Provincial health departments in the Eastern Cape, Free State and the Northern Cape are particularly vulnerable, Makwetu said. The total deficit of the health departments amounted to R8.4-billion but even more disconcerting is the revelation that all the health departments, except the Western Cape and Free State, had claims against them that were more than their 2018-19 total operational budget. The claims against the Eastern Cape health department, Makwetu said, amounted to more than three times its operational budget.
Technical and vocational education and training colleges also struggled to account for their finances. For instance, of the 48 colleges audited by the AGSA, only three received clean audits compared to nine in the previous year.
“Questions should be asked about the potential loss of money through the poor management of assets, revenue and debtors at these colleges at a time when funding is desperately needed for tertiary education,” Makwetu pointed out.
State-owned entities going backwards
State-owned entities (SOEs) did not shine either, with audit results continuing to regress from the previous year and from 2014-15.
Makwetu singled out a few SOEs that were particularly worrying – the Independent Development Trust received a disclaimed opinion for the third year in a row and the South African Broadcasting Corporation (SABC) regressed from an adverse opinion to a disclaimed opinion.
Only the Development Bank of Southern Africa, which was audited by the AGSA for the first time, obtained a clean audit opinion.
Some SOE audits had not been completed by the cut-off date. They included the South African Airways group, the Denel group (also a new auditee of the AGSA), the South African Nuclear Energy Corporation group and SA Express (where the last financial statements and audit report published were for the 2015-16 financial year, and the 2016-17 audit was finalised only recently).
“The financial outlook for most SOEs is bleak,” the AG noted.

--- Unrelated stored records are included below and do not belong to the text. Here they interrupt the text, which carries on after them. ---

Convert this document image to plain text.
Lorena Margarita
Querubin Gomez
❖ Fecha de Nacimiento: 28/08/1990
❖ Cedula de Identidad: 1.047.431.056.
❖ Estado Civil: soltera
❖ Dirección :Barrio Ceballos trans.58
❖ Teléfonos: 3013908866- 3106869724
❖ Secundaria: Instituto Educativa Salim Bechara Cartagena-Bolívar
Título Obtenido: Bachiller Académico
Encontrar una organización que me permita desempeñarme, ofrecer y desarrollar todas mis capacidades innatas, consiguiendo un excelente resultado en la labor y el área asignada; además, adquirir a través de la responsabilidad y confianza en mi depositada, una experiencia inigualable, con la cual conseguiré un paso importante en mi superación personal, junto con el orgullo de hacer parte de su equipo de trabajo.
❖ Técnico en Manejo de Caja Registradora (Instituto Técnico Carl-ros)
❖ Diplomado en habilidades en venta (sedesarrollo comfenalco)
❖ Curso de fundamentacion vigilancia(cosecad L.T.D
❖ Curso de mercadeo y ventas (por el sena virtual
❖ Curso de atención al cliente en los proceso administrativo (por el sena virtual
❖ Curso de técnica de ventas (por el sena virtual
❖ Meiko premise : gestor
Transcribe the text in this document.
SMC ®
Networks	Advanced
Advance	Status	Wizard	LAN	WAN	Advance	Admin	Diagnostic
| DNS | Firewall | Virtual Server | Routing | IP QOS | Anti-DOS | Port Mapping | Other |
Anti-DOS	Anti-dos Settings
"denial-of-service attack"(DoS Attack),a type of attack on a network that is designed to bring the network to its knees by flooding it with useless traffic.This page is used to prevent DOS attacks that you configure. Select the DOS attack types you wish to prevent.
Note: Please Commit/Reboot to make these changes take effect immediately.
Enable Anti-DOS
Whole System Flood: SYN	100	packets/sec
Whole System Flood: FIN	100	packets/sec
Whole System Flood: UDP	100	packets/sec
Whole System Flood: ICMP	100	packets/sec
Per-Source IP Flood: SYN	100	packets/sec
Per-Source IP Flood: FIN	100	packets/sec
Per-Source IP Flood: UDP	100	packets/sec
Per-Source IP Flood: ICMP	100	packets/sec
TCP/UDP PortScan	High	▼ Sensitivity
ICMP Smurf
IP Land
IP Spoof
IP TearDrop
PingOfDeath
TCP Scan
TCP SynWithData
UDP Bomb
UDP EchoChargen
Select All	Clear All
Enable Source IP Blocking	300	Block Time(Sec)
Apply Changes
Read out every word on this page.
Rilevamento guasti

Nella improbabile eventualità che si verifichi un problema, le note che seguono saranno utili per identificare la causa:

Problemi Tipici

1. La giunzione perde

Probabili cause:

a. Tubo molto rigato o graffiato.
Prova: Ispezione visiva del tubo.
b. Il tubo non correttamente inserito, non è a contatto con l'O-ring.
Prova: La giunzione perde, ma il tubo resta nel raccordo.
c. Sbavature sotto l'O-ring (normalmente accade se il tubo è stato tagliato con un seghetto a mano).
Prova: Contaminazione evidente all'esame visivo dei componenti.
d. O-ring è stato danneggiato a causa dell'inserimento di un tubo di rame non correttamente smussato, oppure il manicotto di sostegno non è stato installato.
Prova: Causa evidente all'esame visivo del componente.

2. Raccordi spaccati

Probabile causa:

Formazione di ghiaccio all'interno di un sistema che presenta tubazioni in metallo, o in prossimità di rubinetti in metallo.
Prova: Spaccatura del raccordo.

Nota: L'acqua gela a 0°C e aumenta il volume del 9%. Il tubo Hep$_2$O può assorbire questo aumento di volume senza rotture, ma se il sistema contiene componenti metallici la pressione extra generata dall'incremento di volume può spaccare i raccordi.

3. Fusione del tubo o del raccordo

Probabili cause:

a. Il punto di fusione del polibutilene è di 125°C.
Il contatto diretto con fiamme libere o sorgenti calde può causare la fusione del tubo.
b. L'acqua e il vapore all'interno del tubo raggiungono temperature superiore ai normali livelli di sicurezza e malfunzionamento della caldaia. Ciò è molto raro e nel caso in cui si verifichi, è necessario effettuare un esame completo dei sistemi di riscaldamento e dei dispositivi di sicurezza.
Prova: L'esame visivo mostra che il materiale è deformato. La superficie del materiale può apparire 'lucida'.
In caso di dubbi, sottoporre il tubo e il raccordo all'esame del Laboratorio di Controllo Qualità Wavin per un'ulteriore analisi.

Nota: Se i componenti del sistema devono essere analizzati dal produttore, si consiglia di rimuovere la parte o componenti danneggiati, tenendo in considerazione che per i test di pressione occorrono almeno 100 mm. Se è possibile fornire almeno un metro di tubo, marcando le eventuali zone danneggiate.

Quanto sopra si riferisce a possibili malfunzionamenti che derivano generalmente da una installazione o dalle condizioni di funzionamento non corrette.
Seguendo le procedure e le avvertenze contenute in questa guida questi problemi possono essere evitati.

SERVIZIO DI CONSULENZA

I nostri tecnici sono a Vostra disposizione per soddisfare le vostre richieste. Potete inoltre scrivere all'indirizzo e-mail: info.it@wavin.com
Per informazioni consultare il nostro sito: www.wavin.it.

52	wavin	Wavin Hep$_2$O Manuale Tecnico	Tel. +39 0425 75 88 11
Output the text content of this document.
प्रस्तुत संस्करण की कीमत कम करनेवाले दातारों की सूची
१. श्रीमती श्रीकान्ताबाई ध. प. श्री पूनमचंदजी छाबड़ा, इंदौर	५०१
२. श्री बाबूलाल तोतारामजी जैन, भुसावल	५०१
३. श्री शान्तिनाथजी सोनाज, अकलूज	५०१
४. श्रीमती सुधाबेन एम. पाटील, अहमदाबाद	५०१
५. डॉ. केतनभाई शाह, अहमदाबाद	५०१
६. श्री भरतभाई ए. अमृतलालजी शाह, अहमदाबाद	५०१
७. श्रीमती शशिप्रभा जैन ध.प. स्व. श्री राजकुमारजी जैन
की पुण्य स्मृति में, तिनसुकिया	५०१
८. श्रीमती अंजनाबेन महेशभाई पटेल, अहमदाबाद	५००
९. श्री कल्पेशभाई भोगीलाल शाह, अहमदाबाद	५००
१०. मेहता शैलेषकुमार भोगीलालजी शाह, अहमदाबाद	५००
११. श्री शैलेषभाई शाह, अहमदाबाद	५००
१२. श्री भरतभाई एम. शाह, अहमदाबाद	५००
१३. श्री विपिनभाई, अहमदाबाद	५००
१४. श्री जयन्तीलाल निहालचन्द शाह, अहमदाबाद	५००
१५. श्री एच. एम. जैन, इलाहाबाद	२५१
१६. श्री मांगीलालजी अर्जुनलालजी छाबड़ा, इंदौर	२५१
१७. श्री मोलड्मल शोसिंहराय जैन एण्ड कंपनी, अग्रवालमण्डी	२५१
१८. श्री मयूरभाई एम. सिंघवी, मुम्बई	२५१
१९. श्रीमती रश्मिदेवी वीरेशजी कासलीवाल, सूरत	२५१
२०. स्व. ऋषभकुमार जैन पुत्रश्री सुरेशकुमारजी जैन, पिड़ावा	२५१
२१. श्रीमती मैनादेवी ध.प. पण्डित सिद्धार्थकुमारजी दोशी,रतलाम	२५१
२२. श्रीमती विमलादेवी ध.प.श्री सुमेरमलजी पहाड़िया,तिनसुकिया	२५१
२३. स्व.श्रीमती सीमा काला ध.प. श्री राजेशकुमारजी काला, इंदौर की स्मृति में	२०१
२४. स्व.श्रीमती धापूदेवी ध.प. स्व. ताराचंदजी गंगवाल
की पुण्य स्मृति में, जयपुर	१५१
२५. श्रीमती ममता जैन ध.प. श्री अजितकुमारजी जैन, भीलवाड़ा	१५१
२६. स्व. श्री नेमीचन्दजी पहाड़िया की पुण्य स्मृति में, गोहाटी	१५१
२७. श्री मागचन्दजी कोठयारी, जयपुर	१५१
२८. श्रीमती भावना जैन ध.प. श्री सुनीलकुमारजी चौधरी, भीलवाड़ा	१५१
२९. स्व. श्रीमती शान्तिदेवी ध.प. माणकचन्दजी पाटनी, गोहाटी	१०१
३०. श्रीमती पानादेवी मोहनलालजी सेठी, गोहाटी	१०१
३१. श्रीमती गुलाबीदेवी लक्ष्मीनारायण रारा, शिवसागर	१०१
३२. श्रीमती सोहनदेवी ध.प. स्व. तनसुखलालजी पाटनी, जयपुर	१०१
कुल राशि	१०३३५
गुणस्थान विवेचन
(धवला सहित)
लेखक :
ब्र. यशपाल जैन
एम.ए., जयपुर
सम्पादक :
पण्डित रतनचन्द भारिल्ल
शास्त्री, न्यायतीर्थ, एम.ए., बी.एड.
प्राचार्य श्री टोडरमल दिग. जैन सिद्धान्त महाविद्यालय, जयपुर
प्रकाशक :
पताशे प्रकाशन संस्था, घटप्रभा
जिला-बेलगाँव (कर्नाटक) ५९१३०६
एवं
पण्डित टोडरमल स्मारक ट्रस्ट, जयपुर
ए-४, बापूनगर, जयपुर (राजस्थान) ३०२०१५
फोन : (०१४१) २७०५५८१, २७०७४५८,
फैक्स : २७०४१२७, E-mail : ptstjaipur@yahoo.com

Among the 16 SOEs audited by the AGSA, there was an increase in non-compliance with supply chain management legislation. These entities also disclosed R1.9-billion in irregular expenditure, but the amount could be even higher, Makwetu noted, as the SABC, South African Forestry Company, and Komatieland Forests did not submit complete details of their irregular expenditure disclosure.
Furthermore, he added, “The irregular expenditure of the SOEs we did not audit amounted to R28.4-billion, which included R19.6-billion at Eskom and R8.1-billion at Transnet.”
The 10 departments responsible for overseeing the SOEs need to standardise and improve their oversight practices, said Makwetu. “Accountability in government is important in ensuring that public officials are accountable for the decisions and actions taken while executing their roles and responsibilities.”
He mentioned that at SOEs too, most of the AGSA’s recommendations from the previous report had not yet been implemented.